Ukraine’s entry to the Eurovision Song Contest looks set to win over the hearts of viewers during the competition next week.
With Russia banned from this year’s contest and the rest of Europe watching Putin’s invasion of Ukraine with horror, it’s easy to see why Ukraine is one of the favourites to win this year.
This year, Ukrainian band Kalush Orchestra will represent the country with their song “Stefania”.
“Stefania” is already the most-watched song on YouTube of the 35 national entries ahead of the Eurovision final on 14 May. Often the amount of streams a song has before the competition is a good indication of how the country will perform. Many oddsmakers have put Ukraine as one of the likeliest to win this year.
Even if Ukraine doesn’t win with “Stefania”, the Kalush Orchestra will still leave viewers with an emotional experience. The song is dedicated to lead singer Oleh Psiuk’s mother and also delves into his experience of the war.
“I’ll always find my way home, even if all roads are destroyed,’’ say the lyrics to “Stefania”.
Many of the lyrics were written about his mother before the invasion. But since the invasion, some of the lyrics have taken on a new poignancy. Now, Psiuk believes the song is an anthem to a war-ravaged motherland.

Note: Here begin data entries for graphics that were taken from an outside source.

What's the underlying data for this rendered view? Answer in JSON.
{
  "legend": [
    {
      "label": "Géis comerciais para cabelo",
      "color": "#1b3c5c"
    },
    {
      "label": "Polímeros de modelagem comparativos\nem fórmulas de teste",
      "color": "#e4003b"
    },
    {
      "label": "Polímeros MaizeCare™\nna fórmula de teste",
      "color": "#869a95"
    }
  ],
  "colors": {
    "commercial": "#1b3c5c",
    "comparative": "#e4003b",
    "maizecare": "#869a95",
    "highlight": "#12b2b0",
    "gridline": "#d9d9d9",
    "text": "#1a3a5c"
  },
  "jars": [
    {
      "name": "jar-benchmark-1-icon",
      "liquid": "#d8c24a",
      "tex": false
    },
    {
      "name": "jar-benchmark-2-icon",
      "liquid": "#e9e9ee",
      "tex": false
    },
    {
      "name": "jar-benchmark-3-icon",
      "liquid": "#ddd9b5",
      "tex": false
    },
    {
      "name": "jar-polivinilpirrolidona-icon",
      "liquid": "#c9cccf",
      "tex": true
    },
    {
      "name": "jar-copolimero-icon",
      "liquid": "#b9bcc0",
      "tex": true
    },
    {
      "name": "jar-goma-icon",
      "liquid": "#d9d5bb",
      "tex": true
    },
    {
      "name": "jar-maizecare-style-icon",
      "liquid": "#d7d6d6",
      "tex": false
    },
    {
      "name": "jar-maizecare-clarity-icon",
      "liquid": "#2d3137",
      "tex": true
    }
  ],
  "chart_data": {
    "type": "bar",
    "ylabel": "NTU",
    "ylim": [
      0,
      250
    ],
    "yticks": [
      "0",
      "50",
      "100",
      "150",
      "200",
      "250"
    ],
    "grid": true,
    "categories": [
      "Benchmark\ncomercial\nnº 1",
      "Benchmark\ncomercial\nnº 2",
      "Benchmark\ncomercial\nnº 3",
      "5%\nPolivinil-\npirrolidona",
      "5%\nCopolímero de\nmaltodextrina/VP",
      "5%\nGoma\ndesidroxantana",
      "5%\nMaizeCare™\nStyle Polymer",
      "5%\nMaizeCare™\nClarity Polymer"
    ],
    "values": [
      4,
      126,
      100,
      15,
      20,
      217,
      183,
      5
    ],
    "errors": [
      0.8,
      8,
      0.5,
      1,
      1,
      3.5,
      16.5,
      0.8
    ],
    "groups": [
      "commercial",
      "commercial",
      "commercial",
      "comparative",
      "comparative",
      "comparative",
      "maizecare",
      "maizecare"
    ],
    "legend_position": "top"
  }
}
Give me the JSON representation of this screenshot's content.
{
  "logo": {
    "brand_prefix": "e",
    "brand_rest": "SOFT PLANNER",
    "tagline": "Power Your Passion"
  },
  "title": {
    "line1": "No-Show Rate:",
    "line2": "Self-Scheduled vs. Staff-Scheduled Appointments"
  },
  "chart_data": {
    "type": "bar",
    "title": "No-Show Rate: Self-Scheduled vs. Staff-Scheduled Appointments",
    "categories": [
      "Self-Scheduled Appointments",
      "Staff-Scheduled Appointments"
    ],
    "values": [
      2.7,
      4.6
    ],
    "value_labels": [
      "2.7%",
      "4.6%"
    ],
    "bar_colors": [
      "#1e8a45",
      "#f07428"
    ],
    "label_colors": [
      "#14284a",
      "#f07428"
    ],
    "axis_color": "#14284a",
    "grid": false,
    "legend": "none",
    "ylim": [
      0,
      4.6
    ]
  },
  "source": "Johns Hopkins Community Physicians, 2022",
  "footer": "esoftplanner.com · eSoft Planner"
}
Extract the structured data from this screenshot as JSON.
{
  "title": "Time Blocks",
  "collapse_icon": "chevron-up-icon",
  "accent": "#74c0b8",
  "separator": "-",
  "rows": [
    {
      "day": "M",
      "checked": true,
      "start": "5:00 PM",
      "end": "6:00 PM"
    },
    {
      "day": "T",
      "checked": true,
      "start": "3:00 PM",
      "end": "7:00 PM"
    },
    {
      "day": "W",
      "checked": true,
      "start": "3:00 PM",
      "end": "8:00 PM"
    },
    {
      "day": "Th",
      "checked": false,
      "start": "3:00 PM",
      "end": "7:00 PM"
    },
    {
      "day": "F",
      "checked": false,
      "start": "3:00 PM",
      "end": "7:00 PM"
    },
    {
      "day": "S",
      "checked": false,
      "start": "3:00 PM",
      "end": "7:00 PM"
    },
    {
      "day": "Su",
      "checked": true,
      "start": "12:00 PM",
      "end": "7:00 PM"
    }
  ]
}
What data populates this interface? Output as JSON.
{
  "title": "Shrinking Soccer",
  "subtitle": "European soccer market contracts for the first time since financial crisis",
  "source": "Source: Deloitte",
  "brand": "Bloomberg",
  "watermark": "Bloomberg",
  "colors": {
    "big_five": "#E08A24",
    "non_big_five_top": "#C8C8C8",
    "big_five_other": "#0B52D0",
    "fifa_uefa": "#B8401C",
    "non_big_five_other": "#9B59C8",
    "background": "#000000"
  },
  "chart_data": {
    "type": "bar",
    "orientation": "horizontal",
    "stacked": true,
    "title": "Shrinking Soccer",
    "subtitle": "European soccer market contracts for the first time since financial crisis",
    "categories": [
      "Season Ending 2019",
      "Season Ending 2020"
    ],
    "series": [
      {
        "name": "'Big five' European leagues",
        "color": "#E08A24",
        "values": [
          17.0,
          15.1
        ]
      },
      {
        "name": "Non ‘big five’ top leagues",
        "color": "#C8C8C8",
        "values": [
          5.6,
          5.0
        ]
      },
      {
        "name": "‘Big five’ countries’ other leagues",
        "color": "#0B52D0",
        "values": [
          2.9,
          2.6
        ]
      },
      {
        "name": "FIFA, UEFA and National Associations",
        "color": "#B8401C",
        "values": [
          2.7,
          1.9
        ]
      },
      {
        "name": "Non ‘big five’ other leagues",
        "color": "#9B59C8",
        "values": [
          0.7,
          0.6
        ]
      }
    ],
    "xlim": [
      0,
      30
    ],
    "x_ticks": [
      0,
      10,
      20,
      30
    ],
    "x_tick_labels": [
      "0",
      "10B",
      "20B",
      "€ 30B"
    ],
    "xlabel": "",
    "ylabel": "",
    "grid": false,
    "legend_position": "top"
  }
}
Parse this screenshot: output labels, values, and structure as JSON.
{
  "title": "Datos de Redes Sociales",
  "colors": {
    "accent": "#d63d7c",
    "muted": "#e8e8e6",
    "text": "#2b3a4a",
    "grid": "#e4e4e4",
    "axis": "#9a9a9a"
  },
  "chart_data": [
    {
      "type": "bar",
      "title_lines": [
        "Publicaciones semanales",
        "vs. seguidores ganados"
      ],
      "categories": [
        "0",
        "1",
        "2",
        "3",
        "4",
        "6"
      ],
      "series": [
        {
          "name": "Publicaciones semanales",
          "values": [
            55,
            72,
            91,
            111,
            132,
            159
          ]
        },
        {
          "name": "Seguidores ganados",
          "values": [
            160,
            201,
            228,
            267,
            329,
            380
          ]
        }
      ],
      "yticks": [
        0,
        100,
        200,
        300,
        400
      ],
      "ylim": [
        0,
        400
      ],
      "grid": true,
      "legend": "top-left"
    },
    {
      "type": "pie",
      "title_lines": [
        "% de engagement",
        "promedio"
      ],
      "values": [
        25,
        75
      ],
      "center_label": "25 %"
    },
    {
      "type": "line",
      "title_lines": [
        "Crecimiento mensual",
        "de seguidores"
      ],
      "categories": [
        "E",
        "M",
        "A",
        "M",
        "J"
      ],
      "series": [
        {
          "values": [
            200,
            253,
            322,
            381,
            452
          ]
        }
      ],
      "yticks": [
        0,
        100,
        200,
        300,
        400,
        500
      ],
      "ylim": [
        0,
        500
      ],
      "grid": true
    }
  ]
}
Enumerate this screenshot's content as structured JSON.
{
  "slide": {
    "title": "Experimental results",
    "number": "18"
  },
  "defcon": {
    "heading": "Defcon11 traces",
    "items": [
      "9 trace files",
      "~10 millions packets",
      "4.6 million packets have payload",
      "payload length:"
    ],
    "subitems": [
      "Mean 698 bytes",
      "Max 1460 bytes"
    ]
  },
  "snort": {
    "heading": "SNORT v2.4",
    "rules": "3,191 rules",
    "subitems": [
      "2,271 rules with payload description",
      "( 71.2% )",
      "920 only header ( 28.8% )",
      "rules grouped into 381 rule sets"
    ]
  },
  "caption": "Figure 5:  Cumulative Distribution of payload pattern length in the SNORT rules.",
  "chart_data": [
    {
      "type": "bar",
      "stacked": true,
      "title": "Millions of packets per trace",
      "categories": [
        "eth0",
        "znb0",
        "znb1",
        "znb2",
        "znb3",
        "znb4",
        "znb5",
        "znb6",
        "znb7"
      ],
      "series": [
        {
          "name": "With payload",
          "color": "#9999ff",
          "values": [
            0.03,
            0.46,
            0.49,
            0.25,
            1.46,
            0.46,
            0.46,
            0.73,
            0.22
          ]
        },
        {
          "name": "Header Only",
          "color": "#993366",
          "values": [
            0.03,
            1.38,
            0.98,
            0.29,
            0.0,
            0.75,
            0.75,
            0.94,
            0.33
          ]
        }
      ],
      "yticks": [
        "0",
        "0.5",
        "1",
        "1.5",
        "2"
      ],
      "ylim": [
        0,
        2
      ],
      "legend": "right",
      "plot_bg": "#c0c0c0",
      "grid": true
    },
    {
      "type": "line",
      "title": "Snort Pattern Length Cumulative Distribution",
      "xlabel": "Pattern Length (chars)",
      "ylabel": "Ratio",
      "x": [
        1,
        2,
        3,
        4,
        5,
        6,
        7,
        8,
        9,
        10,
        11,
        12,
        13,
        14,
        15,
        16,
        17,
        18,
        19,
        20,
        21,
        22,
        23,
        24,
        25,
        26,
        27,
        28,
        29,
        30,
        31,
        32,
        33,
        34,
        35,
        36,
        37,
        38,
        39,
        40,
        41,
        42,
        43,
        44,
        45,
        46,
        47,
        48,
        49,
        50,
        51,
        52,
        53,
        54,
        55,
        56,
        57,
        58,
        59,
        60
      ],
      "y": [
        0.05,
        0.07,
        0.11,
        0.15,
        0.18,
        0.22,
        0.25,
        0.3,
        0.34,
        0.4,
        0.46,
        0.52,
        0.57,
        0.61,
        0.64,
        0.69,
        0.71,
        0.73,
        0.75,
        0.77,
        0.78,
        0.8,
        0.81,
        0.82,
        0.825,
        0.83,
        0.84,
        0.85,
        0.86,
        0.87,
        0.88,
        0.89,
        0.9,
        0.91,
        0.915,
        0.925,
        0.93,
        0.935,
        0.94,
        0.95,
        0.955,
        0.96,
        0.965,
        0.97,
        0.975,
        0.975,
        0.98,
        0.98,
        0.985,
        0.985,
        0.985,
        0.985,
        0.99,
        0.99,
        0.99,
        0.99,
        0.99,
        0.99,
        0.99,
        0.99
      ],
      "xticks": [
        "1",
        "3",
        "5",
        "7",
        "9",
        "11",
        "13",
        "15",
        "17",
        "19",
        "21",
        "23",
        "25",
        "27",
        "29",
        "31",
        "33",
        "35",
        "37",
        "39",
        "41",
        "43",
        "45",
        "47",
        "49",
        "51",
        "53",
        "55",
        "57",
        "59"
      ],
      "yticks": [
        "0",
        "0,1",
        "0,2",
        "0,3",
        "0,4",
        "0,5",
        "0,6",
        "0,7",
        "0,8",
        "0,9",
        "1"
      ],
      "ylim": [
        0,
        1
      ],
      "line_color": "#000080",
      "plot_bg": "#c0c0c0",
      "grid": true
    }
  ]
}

“Indeed, some stuff in here was written long before the war, and it was dedicated to my mother,’’ Psiuk told The Associated Press from Turin, where the Eurovision final will be held.
“After it all started with the war and the hostilities, it took on additional meaning, and many people started seeing it as their mother, Ukraine, in the meaning of the country. It has become really close to the hearts of so many people in Ukraine," he said.
A unique national identity
The purpose of the song is also to demonstrate Ukraine's individuality and identity, distinguishing it from Russia.
Traditional Ukrainian folk music merges with hip-hop to create “Stefania”’s unique soundscape. There are old Ukrainian melodies and the use of a Telenka, a unique and difficult to play woodwind instrument.
Even the dance the band will perform is uniquely Ukrainian. Hopak, a Ukrainian folk dance is combined with break dancing as Kalush Orchestra perform in Cossack/streetwear combo costumes.
“We ourselves show that Ukrainian culture and Ukrainian ethnic code exists,’’ Psuik said. “Our purpose is to make Ukrainian music popular, not only in Ukraine but all over Europe. And Eurovision is the best platform for that.”
Performing as the country fights
Named after the town of Kalush, south of Lviv, where Psiuk is from, the group formed six months ago as a cultural project.
More than just a band, Kalush Orchestra includes folklore scholars and purposefully combines hip hop with traditional Ukrainian music, dance and costumes, some long-forgotten.
The group was given special dispensation to leave Ukraine for the competition. Men of conscription age have been banned from leaving the country to help with the war effort and all the members will have to return to Ukraine after the competition.
The Kalush Orchestra had to travel by land to Poland to exit the country and then travel to Italy.
“We feel a big responsibility,’’ Psiuk said. “It’s very important for us to be as useful to the country as possible. We want to represent our country decently.”
Looking ahead to the final, he added, “I really hope that after we perform it at the Eurovision Song Contest, Ukrainian music will be even more popular and heard.”